ユーザが WebView 内でリンクをクリックしたとき、URL をハンドリングするアプリケーションを起動するのが Android のデフォルトの振る舞いになります。通常はデフォルトのウェブブラウザが開き、宛先の URL をロードします。しかしながら、この振る舞いを WebView に優先させるようにすることができ、それにより WebView 内でリンクが開くようになります。そのあとユーザはウェブページの WebView により保持されたウェブページの履歴を前後にナビゲーションすることができるようになります。

ユーザがクリックしたリンクを開くには、単純に setWebViewClient() を使って、WebViewWebViewClient を提供します。以下はその例です。

WebView myWebView = (WebView) findViewById(R.id.webview);
myWebView.setWebViewClient(new WebViewClient());

これだけです。これでユーザが WebView でリンクをクリックするとすべてのリンクをロードするようになりました。

クリックされたリンクのロードをさらに場所で管理したい場合は、独自の WebViewClient を作成し、 shouldOverrideUrlLoading() メソッドをオーバーライドします。以下はその例です。

private class MyWebViewClient extends WebViewClient {
@Override
public boolean shouldOverrideUrlLoading(WebView view, String url) {
if (Uri.parse(url).getHost().equals("www.example.com")) {
// This is my web site, so do not override; let my WebView load the page
return false;
}
// Otherwise, the link is not for a page on my site, so launch another Activity that handles URLs
Intent intent = new Intent(Intent.ACTION_VIEW, Uri.parse(url));
startActivity(intent);
return true;
}
}

それから、この新しい WebViewClient のインスタンスを WebView 用に作成します。

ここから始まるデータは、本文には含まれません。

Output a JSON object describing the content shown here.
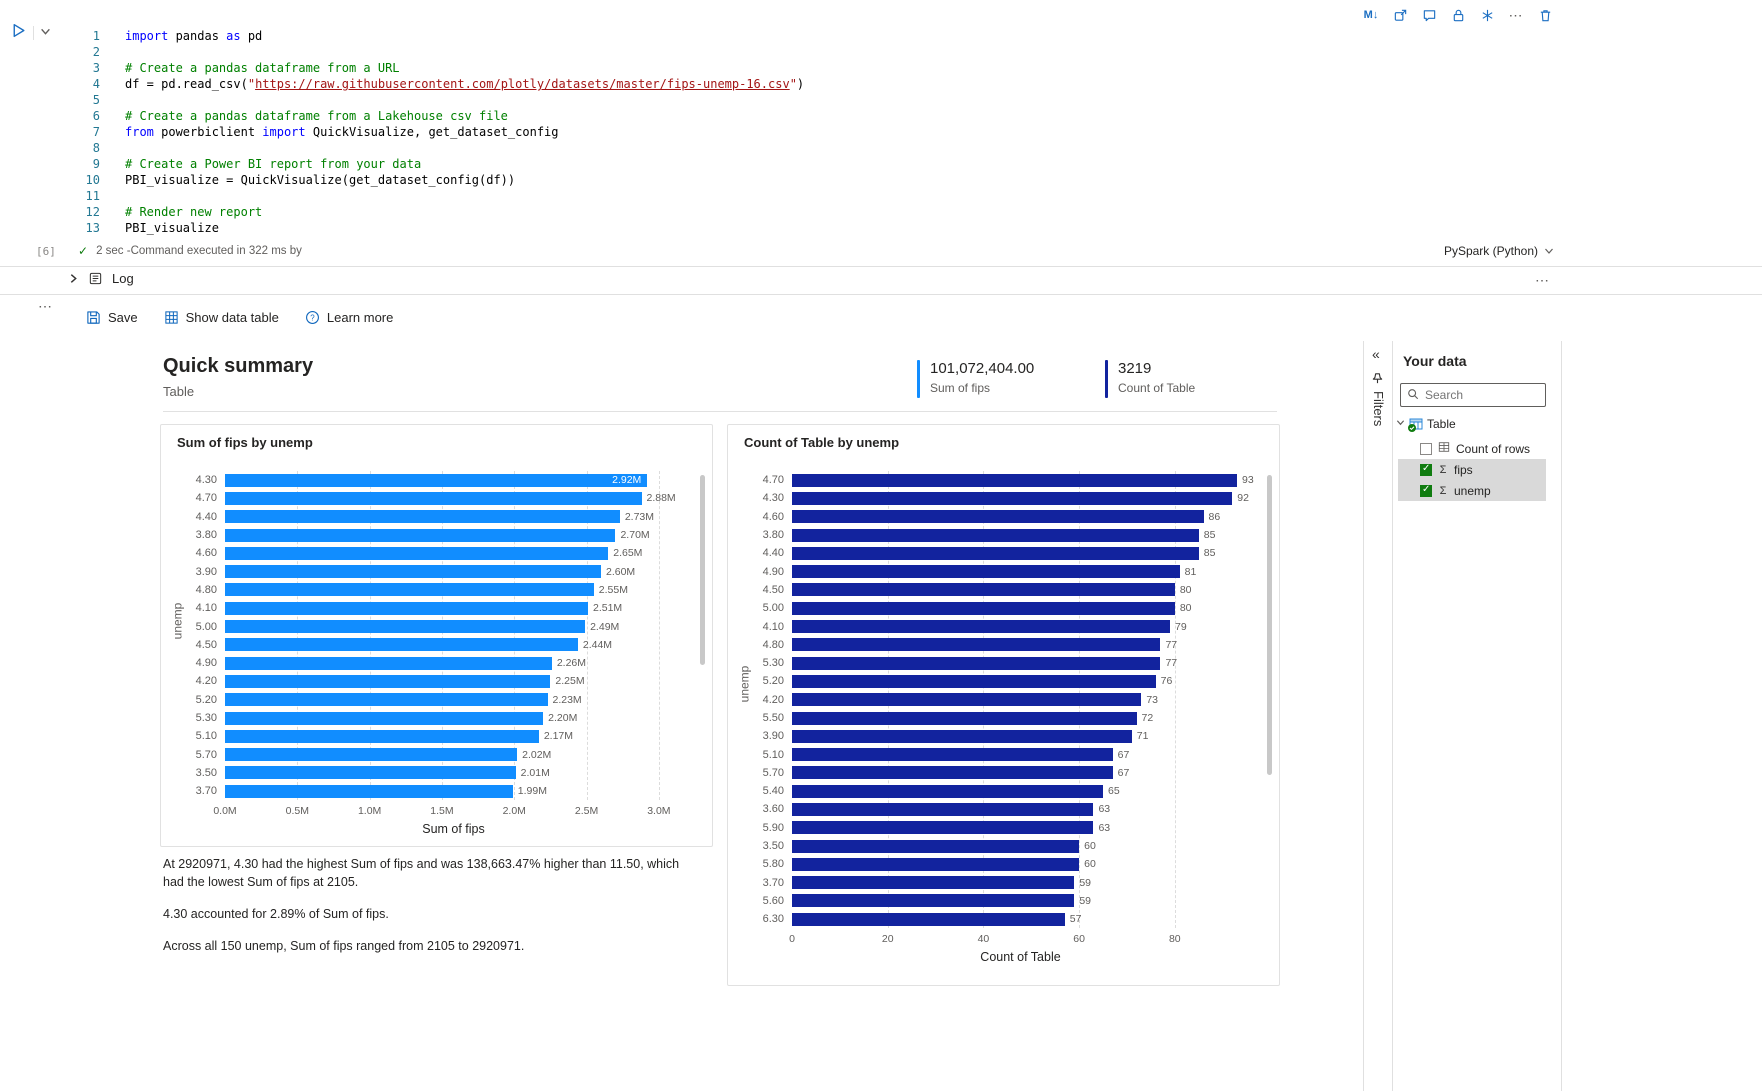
{
  "notebook": {
    "toolbar": {
      "markdown_glyph": "M↓",
      "icons": [
        "markdown-icon",
        "expand-cell-icon",
        "comment-icon",
        "lock-icon",
        "freeze-icon",
        "more-options-icon",
        "delete-cell-icon"
      ]
    },
    "code": {
      "lines": [
        [
          [
            "import",
            "kw"
          ],
          [
            " pandas ",
            "pl"
          ],
          [
            "as",
            "kw"
          ],
          [
            " pd",
            "pl"
          ]
        ],
        [],
        [
          [
            "# Create a pandas dataframe from a URL",
            "cm"
          ]
        ],
        [
          [
            "df = pd.read_csv(",
            "pl"
          ],
          [
            "\"",
            "st"
          ],
          [
            "https://raw.githubusercontent.com/plotly/datasets/master/fips-unemp-16.csv",
            "lk"
          ],
          [
            "\"",
            "st"
          ],
          [
            ")",
            "pl"
          ]
        ],
        [],
        [
          [
            "# Create a pandas dataframe from a Lakehouse csv file",
            "cm"
          ]
        ],
        [
          [
            "from",
            "kw"
          ],
          [
            " powerbiclient ",
            "pl"
          ],
          [
            "import",
            "kw"
          ],
          [
            " QuickVisualize, get_dataset_config",
            "pl"
          ]
        ],
        [],
        [
          [
            "# Create a Power BI report from your data",
            "cm"
          ]
        ],
        [
          [
            "PBI_visualize = QuickVisualize(get_dataset_config(df))",
            "pl"
          ]
        ],
        [],
        [
          [
            "# Render new report",
            "cm"
          ]
        ],
        [
          [
            "PBI_visualize",
            "pl"
          ]
        ]
      ]
    },
    "status": {
      "exec_count": "[6]",
      "time_text": "2 sec -Command executed in 322 ms by"
    },
    "kernel": {
      "label": "PySpark (Python)"
    },
    "log_label": "Log"
  },
  "pbi": {
    "toolbar": {
      "save": "Save",
      "show_data_table": "Show data table",
      "learn_more": "Learn more"
    },
    "header": {
      "title": "Quick summary",
      "subtitle": "Table",
      "kpis": [
        {
          "value": "101,072,404.00",
          "label": "Sum of fips",
          "color": "#118DFF"
        },
        {
          "value": "3219",
          "label": "Count of Table",
          "color": "#12239E"
        }
      ]
    },
    "narrative": [
      "At 2920971, 4.30 had the highest Sum of fips and was 138,663.47% higher than 11.50, which had the lowest Sum of fips at 2105.",
      "4.30 accounted for 2.89% of Sum of fips.",
      "Across all 150 unemp, Sum of fips ranged from 2105 to 2920971."
    ],
    "filters_label": "Filters",
    "your_data": {
      "title": "Your data",
      "search_placeholder": "Search",
      "tree": {
        "root": "Table",
        "children": [
          {
            "label": "Count of rows",
            "checked": false,
            "icon": "table-icon",
            "selected": false
          },
          {
            "label": "fips",
            "checked": true,
            "icon": "sigma-icon",
            "selected": true
          },
          {
            "label": "unemp",
            "checked": true,
            "icon": "sigma-icon",
            "selected": true
          }
        ]
      }
    }
  },
  "chart_data": [
    {
      "type": "bar",
      "orientation": "horizontal",
      "title": "Sum of fips by unemp",
      "categories": [
        "4.30",
        "4.70",
        "4.40",
        "3.80",
        "4.60",
        "3.90",
        "4.80",
        "4.10",
        "5.00",
        "4.50",
        "4.90",
        "4.20",
        "5.20",
        "5.30",
        "5.10",
        "5.70",
        "3.50",
        "3.70"
      ],
      "values": [
        2.92,
        2.88,
        2.73,
        2.7,
        2.65,
        2.6,
        2.55,
        2.51,
        2.49,
        2.44,
        2.26,
        2.25,
        2.23,
        2.2,
        2.17,
        2.02,
        2.01,
        1.99
      ],
      "value_labels": [
        "2.92M",
        "2.88M",
        "2.73M",
        "2.70M",
        "2.65M",
        "2.60M",
        "2.55M",
        "2.51M",
        "2.49M",
        "2.44M",
        "2.26M",
        "2.25M",
        "2.23M",
        "2.20M",
        "2.17M",
        "2.02M",
        "2.01M",
        "1.99M"
      ],
      "xlabel": "Sum of fips",
      "ylabel": "unemp",
      "ticks": [
        {
          "v": 0,
          "label": "0.0M"
        },
        {
          "v": 0.5,
          "label": "0.5M"
        },
        {
          "v": 1,
          "label": "1.0M"
        },
        {
          "v": 1.5,
          "label": "1.5M"
        },
        {
          "v": 2,
          "label": "2.0M"
        },
        {
          "v": 2.5,
          "label": "2.5M"
        },
        {
          "v": 3,
          "label": "3.0M"
        }
      ],
      "xmax": 3.16,
      "color": "#118DFF",
      "first_label_inside": true,
      "legend": "off",
      "grid": "dashed-vertical"
    },
    {
      "type": "bar",
      "orientation": "horizontal",
      "title": "Count of Table by unemp",
      "categories": [
        "4.70",
        "4.30",
        "4.60",
        "3.80",
        "4.40",
        "4.90",
        "4.50",
        "5.00",
        "4.10",
        "4.80",
        "5.30",
        "5.20",
        "4.20",
        "5.50",
        "3.90",
        "5.10",
        "5.70",
        "5.40",
        "3.60",
        "5.90",
        "3.50",
        "5.80",
        "3.70",
        "5.60",
        "6.30"
      ],
      "values": [
        93,
        92,
        86,
        85,
        85,
        81,
        80,
        80,
        79,
        77,
        77,
        76,
        73,
        72,
        71,
        67,
        67,
        65,
        63,
        63,
        60,
        60,
        59,
        59,
        57
      ],
      "value_labels": [
        "93",
        "92",
        "86",
        "85",
        "85",
        "81",
        "80",
        "80",
        "79",
        "77",
        "77",
        "76",
        "73",
        "72",
        "71",
        "67",
        "67",
        "65",
        "63",
        "63",
        "60",
        "60",
        "59",
        "59",
        "57"
      ],
      "xlabel": "Count of Table",
      "ylabel": "unemp",
      "ticks": [
        {
          "v": 0,
          "label": "0"
        },
        {
          "v": 20,
          "label": "20"
        },
        {
          "v": 40,
          "label": "40"
        },
        {
          "v": 60,
          "label": "60"
        },
        {
          "v": 80,
          "label": "80"
        }
      ],
      "xmax": 95.5,
      "color": "#12239E",
      "first_label_inside": false,
      "legend": "off",
      "grid": "dashed-vertical"
    }
  ]
}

WebView myWebView = (WebView) findViewById(R.id.webview);
myWebView.setWebViewClient(new MyWebViewClient());

これでユーザがリンクをクリックしたときに、システムが shouldOverrideUrlLoading() を呼び出し、URL のホストが特定のドメイン ( 上で定義されたもの ) と一致しているかどうかをチェックするようになりました。一致した場合は、URL のロードを優先しないようにするためにメソッドが false を返します  ( これにより WebView が通常通りに URL をロードできるようにします ) 。URL ホストが一致しない場合は、Intent が作られ、URL ( ユーザのデフォルトのウェブブラウザを解決する ) をハンドリングするデフォルトのアクティビティを起動します。

ウェブページ履歴のナビゲーション

WebView が URL のロードを優先したときは、自動的に訪問したウェブページの履歴が蓄積されます。履歴の前と後へは goBack()goForward() を使ってナビゲーションすることができます。

以下は Activity でデバイスの BACK キーを使って前の履歴にナビゲーションする方法の例です。

@Override
public boolean onKeyDown(int keyCode, KeyEvent event) {
// Check if the key event was the BACK key and if there's history
if ((keyCode == KeyEvent.KEYCODE_BACK) && myWebView.canGoBack() {
myWebView.goBack();
return true;
}
// If it wasn't the BACK key or there's no web page history, bubble up to the default
// system behavior (probably exit the activity)
return super.onKeyDown(keyCode, event);
}

canGoBack() メソッドはユーザが訪問したウェブページが実際に存在していれば true を返します。同様に、canGoForward() を使って後の履歴があるかどうかをチェックすることができます。このチェックを行わない場合は、ユーザが履歴の最後に到達し、 goBack()goForward() を実行しても何も起こりません。